Okyanus asitlenmesi Atlantik morina larvalarını tehdit ediyor

Genç balıklar yüksek CO2 konsantrasyonlarında organ hasarı gösterir

Atlantik morina dünyadaki en önemli ticari balık türlerinden biridir. Son yıllarda yapılan çalışmalar, artan okyanus asitlenmesinin yavrularını tehdit ettiğini göstermiştir. Ancak şu ana kadar, en azından hayatta kalan larvaların daha dirençli olacağı ve böylece popülasyonun uzun vadede uyum sağlamasına olanak sağlayacağı yönünde umutlar var. Ancak yeni araştırmalar artık farklı bir yöne işaret ediyor.

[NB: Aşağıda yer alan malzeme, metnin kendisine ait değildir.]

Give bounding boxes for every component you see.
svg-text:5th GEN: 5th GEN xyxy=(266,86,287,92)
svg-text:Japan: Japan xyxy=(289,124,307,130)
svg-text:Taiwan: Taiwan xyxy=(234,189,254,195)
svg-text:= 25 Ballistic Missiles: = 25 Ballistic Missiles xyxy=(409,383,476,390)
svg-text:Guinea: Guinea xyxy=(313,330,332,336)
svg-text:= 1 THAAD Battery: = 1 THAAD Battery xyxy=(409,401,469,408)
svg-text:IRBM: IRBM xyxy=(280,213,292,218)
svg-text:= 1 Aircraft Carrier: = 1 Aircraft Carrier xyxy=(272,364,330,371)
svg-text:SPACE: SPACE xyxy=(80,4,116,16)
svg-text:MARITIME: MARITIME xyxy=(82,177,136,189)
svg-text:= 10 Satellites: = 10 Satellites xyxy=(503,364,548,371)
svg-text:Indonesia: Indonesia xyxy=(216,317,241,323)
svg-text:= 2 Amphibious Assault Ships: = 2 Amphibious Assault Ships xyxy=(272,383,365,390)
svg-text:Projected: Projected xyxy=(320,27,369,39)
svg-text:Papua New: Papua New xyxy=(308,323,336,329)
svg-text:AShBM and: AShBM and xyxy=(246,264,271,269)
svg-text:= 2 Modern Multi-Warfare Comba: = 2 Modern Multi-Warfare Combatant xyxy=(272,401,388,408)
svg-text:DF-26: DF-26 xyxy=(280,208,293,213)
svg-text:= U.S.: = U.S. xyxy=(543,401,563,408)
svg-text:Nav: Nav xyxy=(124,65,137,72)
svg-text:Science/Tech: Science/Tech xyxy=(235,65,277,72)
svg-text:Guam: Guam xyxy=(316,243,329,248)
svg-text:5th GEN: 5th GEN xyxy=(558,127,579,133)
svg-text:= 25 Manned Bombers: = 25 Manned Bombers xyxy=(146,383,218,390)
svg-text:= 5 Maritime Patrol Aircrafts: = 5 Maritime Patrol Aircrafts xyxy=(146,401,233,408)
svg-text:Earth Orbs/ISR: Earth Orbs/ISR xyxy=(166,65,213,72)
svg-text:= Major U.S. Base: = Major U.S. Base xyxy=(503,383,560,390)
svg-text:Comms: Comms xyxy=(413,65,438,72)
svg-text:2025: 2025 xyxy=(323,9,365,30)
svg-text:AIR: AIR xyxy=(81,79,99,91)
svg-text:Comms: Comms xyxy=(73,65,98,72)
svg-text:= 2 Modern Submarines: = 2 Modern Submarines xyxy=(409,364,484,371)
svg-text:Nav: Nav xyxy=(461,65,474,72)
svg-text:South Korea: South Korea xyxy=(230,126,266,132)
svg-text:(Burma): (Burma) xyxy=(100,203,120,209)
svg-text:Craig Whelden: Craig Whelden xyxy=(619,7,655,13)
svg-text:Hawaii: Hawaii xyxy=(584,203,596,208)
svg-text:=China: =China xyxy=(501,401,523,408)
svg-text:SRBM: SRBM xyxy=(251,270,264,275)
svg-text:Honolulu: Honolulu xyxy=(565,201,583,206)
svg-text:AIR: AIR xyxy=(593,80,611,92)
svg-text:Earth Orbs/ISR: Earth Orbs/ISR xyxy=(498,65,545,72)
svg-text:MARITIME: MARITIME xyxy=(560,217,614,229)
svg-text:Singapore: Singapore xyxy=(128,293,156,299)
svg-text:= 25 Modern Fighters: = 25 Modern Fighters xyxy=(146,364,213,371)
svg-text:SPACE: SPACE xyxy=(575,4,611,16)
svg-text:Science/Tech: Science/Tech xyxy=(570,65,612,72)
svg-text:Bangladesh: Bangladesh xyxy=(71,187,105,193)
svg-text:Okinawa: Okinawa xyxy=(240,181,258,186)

Okyanus asitlenmesi, artan sıcaklıklar ve azalan oksijen seviyeleriyle birlikte, iklim değişikliği zamanlarında deniz ortamı üzerindeki ana baskılardan biridir. Atmosferdeki artan karbondioksit (CO2) konsantrasyonları, deniz suyunun giderek daha fazla miktarda CO2 emdiği anlamına geliyor. CO2'nin suyla reaksiyonu karbondioksit üretir: pH düşer, deniz daha asidik hale gelir.

Asitlenmenin deniz ekosistemlerinin tamamı üzerindeki kesin etkisini tahmin etmek zordur. Ancak bazı türlerin bu değişikliklerden büyük zarar göreceğine dair kanıtlar artıyor. Bu türlerden biri de Atlantik morinasıdır. GEOMAR Helmholtz Okyanus Araştırmaları Merkezi Kiel'den araştırmacıların Fransa ve Norveç'ten meslektaşlarıyla birlikte uluslararası Global Change Biology dergisinde yayınlanan yeni bir çalışma, önceki çalışmalarla birlikte, okyanuslardaki yüksek CO2 konsantrasyonlarının okyanusun yavrularını tehdit ettiğini doğruluyor. türler ,

Daha önceki araştırmalar, okyanus asitlenmesi nedeniyle önemli ölçüde daha az morina larvasının hayatta kaldığını göstermişti. Sonuç olarak, daha az sayıda birey cinsel olgunluğa ulaşır ve üreyebilir. Mevcut çalışmanın ilk yazarı GEOMAR'dan Dr. Martina Stiasny, "Ancak şimdiye kadar, en azından hayatta kalan larvaların okyanus asitlenmesiyle daha iyi başa çıkabileceği varsayıldı" diyor ve şöyle devam ediyor: türlerin sonraki nesillere adaptasyonu". Ancak bu umut, yayınlanan çalışmanın sonuçlarıyla artık çelişiyor.

Çalışmanın sonuçları, hayatta kalan larvaların da önemli organ hasarına ve gelişimsel gecikmelere sahip olduğunu gösteriyor. "Özellikle, vücut büyüklüğüne göre az gelişmiş olan larvaların solungaçları çok kötü bir işarettir" diye açıklıyor Dr. med. Catriona Clemmesen, GEOMAR'daki "Balık larva ekolojisi" grubunun başkanı. Solungaçlar insanlarda en önemli organlardan biri olan akciğerler gibidir. Oksijen emilimine ek olarak, azalan pH'ın telafisini de düzenlerler. Bu nedenle solungaçların az gelişmesi, sonraki yaşam evrelerinde larvalar için geniş kapsamlı sonuçlara yol açabilir.

2018'deki başka bir yayın, ebeveyn neslin bile ancak daha yüksek CO2 seviyelerine alışabileceğini ve daha sağlıklı yavrular üretebileceğini gösterdi. yiyecek tedariki daha fazlaydı. Dr. Clemmesen, "Bu ideal koşulların doğada bulunması pek olası değildir" diyor.

"Morina balığı en önemli türlerden biri olduğundan, bulgularımız özellikle önemlidir. Dr. Martina Stiasny, "Dünyada büyük bir balıkçılık endüstrisini destekleyen ticari bir tür. Ayrıca birçok insan için önemli bir protein kaynağıdır" diye açıklıyor. "Dolayısıyla küçük morina stoklarının yalnızca çevre ve deniz ekosistemleri için değil, aynı zamanda balıkçılar, endüstri ve insan beslenmesi açısından da geniş kapsamlı sonuçları vardır."

Çalışmanın bağlantısı : onlinelibrary.wiley.com/doi/abs/ 10.1111/gcb.14554.